On 22 June 2017, following the Grenfell Tower fire, Camden Council said that it would remove similar outer cladding panels that were added to the five blocks in a 2006 refurbishment by the same firms who renovated Grenfell Tower, Rydon. However, Camden Council stated that the insulation used "significantly differs" from that on Grenfell Tower, as it included "fire-resistant Rockwool insulation designed to prevent the spread of fire and fire-resistant sealant between floors, designed to stop a high-intensity flat fire from spreading to neighbouring flats". On 23 June, Camden Council stated that 800 homes in the five tower blocks were being evacuated in order to undertake "urgent fire safety works". On 24 June, 83 people were refusing to leave, and council leader Georgia Gould said this would "become a matter for the fire services".
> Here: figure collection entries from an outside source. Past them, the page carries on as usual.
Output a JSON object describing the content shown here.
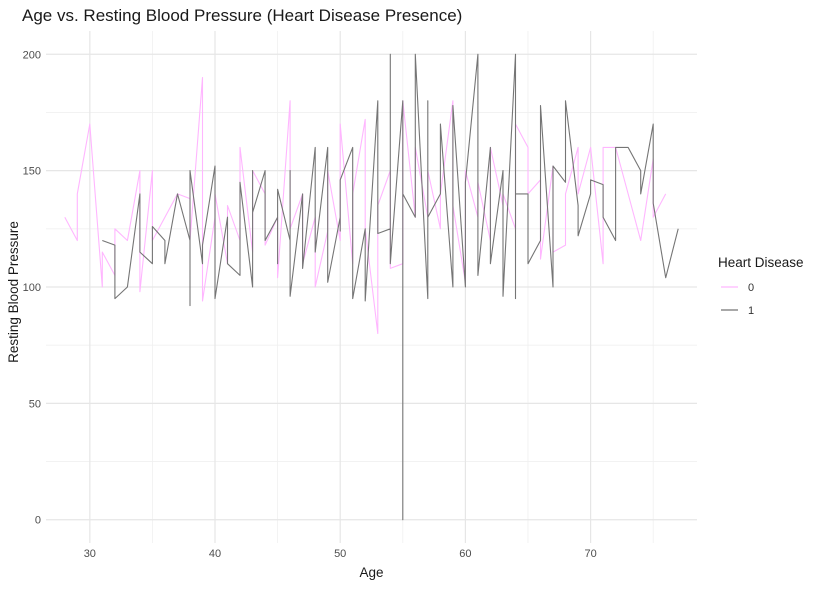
{
  "chart_data": {
    "type": "line",
    "title": "Age vs. Resting Blood Pressure (Heart Disease Presence)",
    "xlabel": "Age",
    "ylabel": "Resting Blood Pressure",
    "xlim": [
      26.5,
      78.5
    ],
    "ylim": [
      -10,
      210
    ],
    "xticks": [
      30,
      40,
      50,
      60,
      70
    ],
    "yticks": [
      0,
      50,
      100,
      150,
      200
    ],
    "grid": true,
    "legend": {
      "title": "Heart Disease",
      "position": "right"
    },
    "series": [
      {
        "name": "0",
        "color": "#ffb6ff",
        "points": [
          [
            28,
            130
          ],
          [
            29,
            120
          ],
          [
            29,
            140
          ],
          [
            30,
            170
          ],
          [
            31,
            100
          ],
          [
            31,
            115
          ],
          [
            32,
            105
          ],
          [
            32,
            125
          ],
          [
            33,
            120
          ],
          [
            34,
            150
          ],
          [
            34,
            98
          ],
          [
            35,
            150
          ],
          [
            35,
            120
          ],
          [
            36,
            130
          ],
          [
            37,
            140
          ],
          [
            38,
            138
          ],
          [
            38,
            120
          ],
          [
            39,
            190
          ],
          [
            39,
            94
          ],
          [
            40,
            130
          ],
          [
            40,
            140
          ],
          [
            41,
            110
          ],
          [
            41,
            135
          ],
          [
            42,
            120
          ],
          [
            42,
            160
          ],
          [
            43,
            115
          ],
          [
            43,
            150
          ],
          [
            44,
            140
          ],
          [
            44,
            118
          ],
          [
            45,
            130
          ],
          [
            45,
            104
          ],
          [
            46,
            180
          ],
          [
            46,
            125
          ],
          [
            47,
            140
          ],
          [
            47,
            110
          ],
          [
            48,
            130
          ],
          [
            48,
            100
          ],
          [
            49,
            124
          ],
          [
            49,
            150
          ],
          [
            50,
            120
          ],
          [
            50,
            170
          ],
          [
            51,
            110
          ],
          [
            51,
            140
          ],
          [
            52,
            172
          ],
          [
            52,
            125
          ],
          [
            53,
            80
          ],
          [
            53,
            135
          ],
          [
            54,
            150
          ],
          [
            54,
            108
          ],
          [
            55,
            110
          ],
          [
            55,
            180
          ],
          [
            56,
            130
          ],
          [
            56,
            160
          ],
          [
            57,
            130
          ],
          [
            57,
            150
          ],
          [
            58,
            125
          ],
          [
            58,
            140
          ],
          [
            59,
            180
          ],
          [
            59,
            135
          ],
          [
            60,
            102
          ],
          [
            60,
            150
          ],
          [
            61,
            130
          ],
          [
            61,
            145
          ],
          [
            62,
            120
          ],
          [
            62,
            160
          ],
          [
            63,
            135
          ],
          [
            63,
            140
          ],
          [
            64,
            125
          ],
          [
            64,
            170
          ],
          [
            65,
            160
          ],
          [
            65,
            140
          ],
          [
            66,
            146
          ],
          [
            66,
            112
          ],
          [
            67,
            152
          ],
          [
            67,
            115
          ],
          [
            68,
            118
          ],
          [
            68,
            140
          ],
          [
            69,
            160
          ],
          [
            69,
            140
          ],
          [
            70,
            160
          ],
          [
            71,
            110
          ],
          [
            71,
            160
          ],
          [
            72,
            160
          ],
          [
            74,
            120
          ],
          [
            75,
            155
          ],
          [
            75,
            130
          ],
          [
            76,
            140
          ]
        ]
      },
      {
        "name": "1",
        "color": "#757575",
        "points": [
          [
            31,
            120
          ],
          [
            32,
            118
          ],
          [
            32,
            95
          ],
          [
            33,
            100
          ],
          [
            34,
            140
          ],
          [
            34,
            115
          ],
          [
            35,
            110
          ],
          [
            35,
            126
          ],
          [
            36,
            120
          ],
          [
            36,
            110
          ],
          [
            37,
            140
          ],
          [
            38,
            120
          ],
          [
            38,
            92
          ],
          [
            38,
            150
          ],
          [
            39,
            110
          ],
          [
            39,
            118
          ],
          [
            40,
            152
          ],
          [
            40,
            95
          ],
          [
            41,
            130
          ],
          [
            41,
            110
          ],
          [
            42,
            105
          ],
          [
            42,
            145
          ],
          [
            43,
            100
          ],
          [
            43,
            150
          ],
          [
            43,
            132
          ],
          [
            44,
            150
          ],
          [
            44,
            120
          ],
          [
            45,
            130
          ],
          [
            45,
            110
          ],
          [
            45,
            142
          ],
          [
            46,
            120
          ],
          [
            46,
            150
          ],
          [
            46,
            96
          ],
          [
            47,
            140
          ],
          [
            47,
            108
          ],
          [
            48,
            160
          ],
          [
            48,
            115
          ],
          [
            49,
            160
          ],
          [
            49,
            102
          ],
          [
            50,
            130
          ],
          [
            50,
            124
          ],
          [
            50,
            146
          ],
          [
            51,
            160
          ],
          [
            51,
            95
          ],
          [
            52,
            125
          ],
          [
            52,
            94
          ],
          [
            53,
            180
          ],
          [
            53,
            123
          ],
          [
            54,
            125
          ],
          [
            54,
            200
          ],
          [
            54,
            110
          ],
          [
            55,
            180
          ],
          [
            55,
            0
          ],
          [
            55,
            140
          ],
          [
            56,
            130
          ],
          [
            56,
            200
          ],
          [
            57,
            95
          ],
          [
            57,
            180
          ],
          [
            57,
            130
          ],
          [
            58,
            140
          ],
          [
            58,
            170
          ],
          [
            59,
            100
          ],
          [
            59,
            178
          ],
          [
            60,
            100
          ],
          [
            60,
            145
          ],
          [
            61,
            200
          ],
          [
            61,
            105
          ],
          [
            62,
            160
          ],
          [
            62,
            110
          ],
          [
            63,
            150
          ],
          [
            63,
            96
          ],
          [
            64,
            200
          ],
          [
            64,
            95
          ],
          [
            64,
            140
          ],
          [
            65,
            140
          ],
          [
            65,
            110
          ],
          [
            66,
            120
          ],
          [
            66,
            178
          ],
          [
            67,
            100
          ],
          [
            67,
            152
          ],
          [
            68,
            145
          ],
          [
            68,
            180
          ],
          [
            69,
            135
          ],
          [
            69,
            122
          ],
          [
            70,
            140
          ],
          [
            70,
            146
          ],
          [
            71,
            144
          ],
          [
            71,
            130
          ],
          [
            72,
            120
          ],
          [
            72,
            160
          ],
          [
            73,
            160
          ],
          [
            74,
            150
          ],
          [
            74,
            140
          ],
          [
            75,
            170
          ],
          [
            75,
            136
          ],
          [
            76,
            104
          ],
          [
            77,
            125
          ]
        ]
      }
    ]
  }
}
By 31 July, the decision had been reversed and residents were ordered to vacate the temporary accommodation and move back into the flats. An issue with fire doors had been found and rectified. No information had been given on the safety of the cladding. A resident, Letitia Esposito, challenged the decision in the high court. On the 31 July 2020, the high court case was rejected in the Royal Courts of Justice by Judge Juliet May.

== Notable residents ==
Drum and bass artist Goldie lived for ten years at the Dorney Tower flat of film maker and photographer Gus Coral.